Reputation: 25
Bit of a beginner question here; I currently have a pandas df with one column containing various different strings. I have some more columns which are currently empty. Example of first few rows below;
Risk,Cost,Productivity,Security
"Unforeseen cost due to CCTV failures",,,
"Unexpected drop in Productivity",,,
I've also created a set of lists as follows;
Cost = ['Cost']
Productivity = ['Productivity']
Security = ['Security','CCTV','Camera']
Essentially what I want to do is I want to go through each column and check whether the string in the "Risk" column on the same row contains a substring that matches one of the strings in the list. The ideal output would be as follows;
Risk,Cost,Productivity,Security
"Unforeseen cost due to security issues",TRUE,FALSE,TRUE
"Unexpected drop in Productivity",FALSE,TRUE,FALSE
I've tried a few different methods so far, such as
any(Cost in Risk for Cost in Costs)
However, I'm not sure if there's a way to avoid the any() function being case sensitive, and I'm not sure how to apply this to a whole column.. I did try
df['Cost'] = any(Cost in df['Risk'] for Cost in Costs)
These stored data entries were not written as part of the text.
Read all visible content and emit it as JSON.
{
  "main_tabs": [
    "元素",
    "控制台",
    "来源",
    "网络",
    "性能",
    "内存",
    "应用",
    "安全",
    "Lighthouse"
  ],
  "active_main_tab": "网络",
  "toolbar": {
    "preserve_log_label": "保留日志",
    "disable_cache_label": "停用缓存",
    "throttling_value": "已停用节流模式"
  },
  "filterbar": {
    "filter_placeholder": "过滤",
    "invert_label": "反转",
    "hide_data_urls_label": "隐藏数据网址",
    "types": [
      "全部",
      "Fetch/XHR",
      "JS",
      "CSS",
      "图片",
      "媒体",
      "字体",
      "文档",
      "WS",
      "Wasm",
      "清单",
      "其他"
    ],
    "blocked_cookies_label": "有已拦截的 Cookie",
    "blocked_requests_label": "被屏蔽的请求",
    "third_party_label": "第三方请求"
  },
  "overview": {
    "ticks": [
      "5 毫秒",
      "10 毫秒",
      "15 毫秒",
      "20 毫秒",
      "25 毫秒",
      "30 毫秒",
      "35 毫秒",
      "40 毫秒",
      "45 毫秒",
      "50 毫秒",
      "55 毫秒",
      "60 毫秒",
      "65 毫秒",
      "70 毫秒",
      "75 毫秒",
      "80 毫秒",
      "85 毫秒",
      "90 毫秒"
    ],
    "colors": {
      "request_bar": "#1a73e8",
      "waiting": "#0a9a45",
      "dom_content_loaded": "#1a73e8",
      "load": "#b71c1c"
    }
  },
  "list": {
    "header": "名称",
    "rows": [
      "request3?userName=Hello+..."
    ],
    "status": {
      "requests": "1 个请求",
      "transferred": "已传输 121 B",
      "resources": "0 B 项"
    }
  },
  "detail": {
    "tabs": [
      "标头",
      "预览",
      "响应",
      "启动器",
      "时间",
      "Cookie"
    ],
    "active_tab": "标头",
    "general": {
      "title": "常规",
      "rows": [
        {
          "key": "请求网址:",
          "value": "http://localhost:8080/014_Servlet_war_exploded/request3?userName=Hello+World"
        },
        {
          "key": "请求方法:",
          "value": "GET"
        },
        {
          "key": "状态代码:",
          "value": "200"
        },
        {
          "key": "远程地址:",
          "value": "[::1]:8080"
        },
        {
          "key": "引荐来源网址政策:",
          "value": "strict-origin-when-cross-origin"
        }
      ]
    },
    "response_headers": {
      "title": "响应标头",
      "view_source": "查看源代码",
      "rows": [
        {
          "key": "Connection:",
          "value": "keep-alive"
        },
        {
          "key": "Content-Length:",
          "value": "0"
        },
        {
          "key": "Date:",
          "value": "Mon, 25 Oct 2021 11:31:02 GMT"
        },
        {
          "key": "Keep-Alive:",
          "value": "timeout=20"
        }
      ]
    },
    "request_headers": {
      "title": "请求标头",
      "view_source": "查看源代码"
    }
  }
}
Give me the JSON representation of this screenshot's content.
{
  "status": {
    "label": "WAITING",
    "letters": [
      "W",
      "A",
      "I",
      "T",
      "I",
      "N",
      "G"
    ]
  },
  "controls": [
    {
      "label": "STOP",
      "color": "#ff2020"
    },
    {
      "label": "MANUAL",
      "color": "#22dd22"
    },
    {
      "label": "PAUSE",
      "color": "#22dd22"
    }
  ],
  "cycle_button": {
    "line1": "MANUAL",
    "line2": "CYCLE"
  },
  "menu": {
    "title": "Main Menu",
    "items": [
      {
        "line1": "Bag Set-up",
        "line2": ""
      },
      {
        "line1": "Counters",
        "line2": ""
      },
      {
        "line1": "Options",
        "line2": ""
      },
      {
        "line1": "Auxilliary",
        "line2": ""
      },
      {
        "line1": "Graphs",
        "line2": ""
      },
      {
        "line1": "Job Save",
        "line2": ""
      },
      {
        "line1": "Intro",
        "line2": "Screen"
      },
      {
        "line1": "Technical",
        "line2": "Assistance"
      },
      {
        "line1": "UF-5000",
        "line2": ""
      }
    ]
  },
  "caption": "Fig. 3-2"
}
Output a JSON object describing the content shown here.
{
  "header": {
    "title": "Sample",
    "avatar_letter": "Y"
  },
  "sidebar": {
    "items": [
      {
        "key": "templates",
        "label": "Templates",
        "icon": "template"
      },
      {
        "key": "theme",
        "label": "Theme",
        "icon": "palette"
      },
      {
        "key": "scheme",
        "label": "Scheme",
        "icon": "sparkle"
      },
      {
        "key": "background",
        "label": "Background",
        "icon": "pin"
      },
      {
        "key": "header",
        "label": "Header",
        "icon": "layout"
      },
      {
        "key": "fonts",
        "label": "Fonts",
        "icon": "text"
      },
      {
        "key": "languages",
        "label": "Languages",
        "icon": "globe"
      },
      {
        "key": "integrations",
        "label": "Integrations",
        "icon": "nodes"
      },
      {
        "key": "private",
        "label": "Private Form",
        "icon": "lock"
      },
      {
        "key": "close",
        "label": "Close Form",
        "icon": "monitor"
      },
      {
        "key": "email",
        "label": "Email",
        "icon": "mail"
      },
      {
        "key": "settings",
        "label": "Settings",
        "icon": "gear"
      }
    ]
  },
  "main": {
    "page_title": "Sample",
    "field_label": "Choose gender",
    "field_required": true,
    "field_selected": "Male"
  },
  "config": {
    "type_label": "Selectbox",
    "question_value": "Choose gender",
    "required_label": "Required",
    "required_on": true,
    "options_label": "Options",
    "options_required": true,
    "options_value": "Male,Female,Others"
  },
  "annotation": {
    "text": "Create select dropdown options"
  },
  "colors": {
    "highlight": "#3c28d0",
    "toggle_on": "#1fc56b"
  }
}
but that returned a column full of "FALSE". Any nudge in the right direction would be hugely appreciated! Thank you
Upvotes: 2
Views: 102
Reputation: 146
I would make everything lowercase to get all matches regardsless of case, and then turn both the sentence and the words to check into sets, then check if there are any matches:
from io import StringIO
txt = '''Risk,Cost,Productivity,Security
"Unforeseen cost due to CCTV failures",,,
"Unexpected drop in Productivity",,,'''
df = pd.read_csv(
StringIO(txt),
sep=',',
index_col=None,
header=0
)
df['Risk'] = df['Risk'].str.lower()
df.columns = [item.lower() for item in df.columns]
print(df)
key_dict = {
'cost': set([item.lower() for item in ['Cost']]),
'productivity': set([item.lower() for item in ['Productivity']]),
'security': set([item.lower() for item in ['Security','CCTV','Camera']])
}
for idx in df.index:
word_set = set(df.loc[idx, 'risk'].split())
print(word_set)
for col in key_dict:
if len(word_set & key_dict[col]) > 0:
df.loc[idx, col] = True
else:
df.loc[idx, col] = False
risk cost productivity security
0 unforeseen cost due to cctv failures True False True
1 unexpected drop in productivity False True False
Upvotes: 2
Reputation: 71689
We can create a regex pattern corresponding to each of the list Cost
, Security
and Productivity
, then using str.contains
test for the occurrences of each of the regex pattern in the strings of column Risk
for c in ('Cost', 'Productivity', 'Security'):
df[c] = df['Risk'].str.contains(fr"(?i)\b(?:{'|'.join(locals()[c])})\b")
Risk Cost Productivity Security
0 Unforeseen cost due to CCTV failures True False True
1 Unexpected drop in Productivity False True False
Upvotes: 3
Reputation: 24304
Firstly create/define a function:
def check():
res=[]
for x in Search:
res.append(df['Risk'].str.split(' ',expand=True).isin(x).any(1))
return pd.DataFrame(res).T
Finally:
df[['Cost','Productivity','Security']]=check()
Output of df
:
Risk Cost Productivity Security
0 Unforeseen cost due to CCTV failures False False True
1 Unexpected drop in Productivity False True False
Upvotes: 2